Supermarina I
- Cover art by Rick Barber
- Designers: John D. Gresham; Michael Markowitz;
- Illustrators: Rick Barber
- Publishers: Clash of Arms
- Publication: 1995
- Genres: World War II naval combat

= Supermarina I =

WW2 naval wargame

Supermarina I, subtitled "Command at Sea Volume II: The First Part of the Mediterranean War", is a miniatures wargame published by Clash of Arms (CoA) in 1995 that simulates naval combat in the Mediterranean during the first years of World War II. It was the second game in the Command at Sea series.

==Description==
Supermarina I is a miniatures wargame that uses counters representing ships, as well as the complex naval combat rules system developed by CoA called Command at Sea. The scale used by the game is 2 inches per nautical mile, and each game turn represents 30 minutes.

===Components===
The game, packaged in shrink-wrap, includes 420 counters representing ships and airplanes of the Italian and British navies, as well as a 120-page copy of the second edition of the Command at Sea miniatures rules, a 96-page book of data on the ships and aircraft, a 64-page book of historical commentary and scenarios based on naval combat in the Mediterranean from 1939 to 1941, and a 16-page "Jumpstart" rules synopsis to allow players to get started without having to read all of the miniatures rules.

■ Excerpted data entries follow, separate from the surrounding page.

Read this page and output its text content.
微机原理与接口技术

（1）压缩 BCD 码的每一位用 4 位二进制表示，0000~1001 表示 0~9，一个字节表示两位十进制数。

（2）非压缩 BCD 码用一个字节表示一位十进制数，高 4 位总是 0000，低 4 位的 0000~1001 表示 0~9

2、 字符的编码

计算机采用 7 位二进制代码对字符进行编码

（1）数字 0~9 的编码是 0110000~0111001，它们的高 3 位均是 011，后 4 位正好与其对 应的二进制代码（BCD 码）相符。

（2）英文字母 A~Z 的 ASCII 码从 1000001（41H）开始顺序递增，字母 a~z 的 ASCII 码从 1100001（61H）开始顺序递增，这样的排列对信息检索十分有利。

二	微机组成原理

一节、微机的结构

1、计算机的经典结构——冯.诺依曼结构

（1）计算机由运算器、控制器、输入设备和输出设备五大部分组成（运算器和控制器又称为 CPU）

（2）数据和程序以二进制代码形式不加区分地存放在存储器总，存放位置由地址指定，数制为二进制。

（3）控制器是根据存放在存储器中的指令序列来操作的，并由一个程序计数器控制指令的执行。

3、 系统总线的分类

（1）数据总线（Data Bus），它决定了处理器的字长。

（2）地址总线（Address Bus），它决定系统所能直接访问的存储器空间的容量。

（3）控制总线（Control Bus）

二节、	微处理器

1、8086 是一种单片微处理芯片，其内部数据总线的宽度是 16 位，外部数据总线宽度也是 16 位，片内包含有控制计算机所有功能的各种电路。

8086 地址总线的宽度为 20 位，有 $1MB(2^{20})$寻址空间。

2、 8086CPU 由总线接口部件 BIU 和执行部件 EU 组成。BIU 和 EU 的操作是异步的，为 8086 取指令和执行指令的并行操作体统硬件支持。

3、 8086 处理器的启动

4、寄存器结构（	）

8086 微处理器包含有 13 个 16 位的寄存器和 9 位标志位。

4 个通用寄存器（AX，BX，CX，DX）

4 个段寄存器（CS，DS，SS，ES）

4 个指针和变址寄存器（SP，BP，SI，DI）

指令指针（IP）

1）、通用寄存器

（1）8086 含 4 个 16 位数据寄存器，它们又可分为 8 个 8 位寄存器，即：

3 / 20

Players can use miniatures of ships in place of the counters. The scenarios run the gamut from air strikes, duels between battleships, and torpedo boat attacks on convoys, to a harbor raid using small craft.

==Publication history==
In 1994, CoA published a long and complex set of rules for World War II naval miniatures combat called Command at Sea, as well as The Rising Sun: Command at Sea, Volume I, a package of scenarios set in the Pacific Theater. In 1995, CoA published a second edition of the Command at Sea rules as well as the second volume of scenarios, Supermarina I, designed by John D. Gresham and Michael Markowitz, with cover art by Rick Barber. Supermarina I was considered to be relatively costly for the time — $50 — leading some to say that it was "the worst of two worlds: priced like a board game, but produced like a set of miniatures rules."

CoA would go on to publish a long line of scenarios using the Command at Sea rules, starting with No Sailor But a Fool (1997), and Supermarina II (1997).

==Reception==
In Issue 45 of The Canadian Wargaming Journal, Rob Elliot found the scenarios "very well written", calling them "the real heart of the game." But Elliot didn't understand why the "Jumpstart" rules had been included, since they were based on the out-dated first edition of the Command at Sea rules, writing, "The idea of a rules synopsis is a very good one, but the lack of an updated one for Supermarina seems to indicate that the game was rushed into production." Elliot found several of the scenarios "do a wonderfully good job of showing how radically different the historic outcomes could have been if either or both of the commanders had been more aggressive." However, Elliot was disappointed that scenarios involving the French fleet had not been included. He also pointed out that statistics on German weapons had been included, but there were no statistics or information for German ships, making the weapons information superfluous. Elliot concluded, "Although Supermarina I does not cover all of the battles up to July 1941 and omits the French entirely, it does accomplish its aim of realistically simulating Mediterranean naval warfare in the early years of the Second World War. In doing so, it does a good job of increasing the knowledge base in the hobby on this fascinating period."

In Issue 7 of Zone of Control, Terry Rooker warned, "Due to the quantity of rules, players will have to work into it gradually." Rooker had issues with the tracking rules, specifically that once a ship has been detected, the player can continue to track it. As Rooker pointed out, "Especially with WWII-era sensors, this was not the case." He also pointed out that there was no provision in the rules for "false positives", where, especially at long range, a player might think there is a contact when there is not one. Rooker concluded, "If you're a casual player, then the expense is probably not worthwhile. If you're a dedicated WWII naval gamer, then you will easily recover your investment — the system is so comprehensive, you won't run out of gaming ideas anytime soon."

==Awards==
Supermarina I won a Special Achievement Award at the 1995 Origins Awards.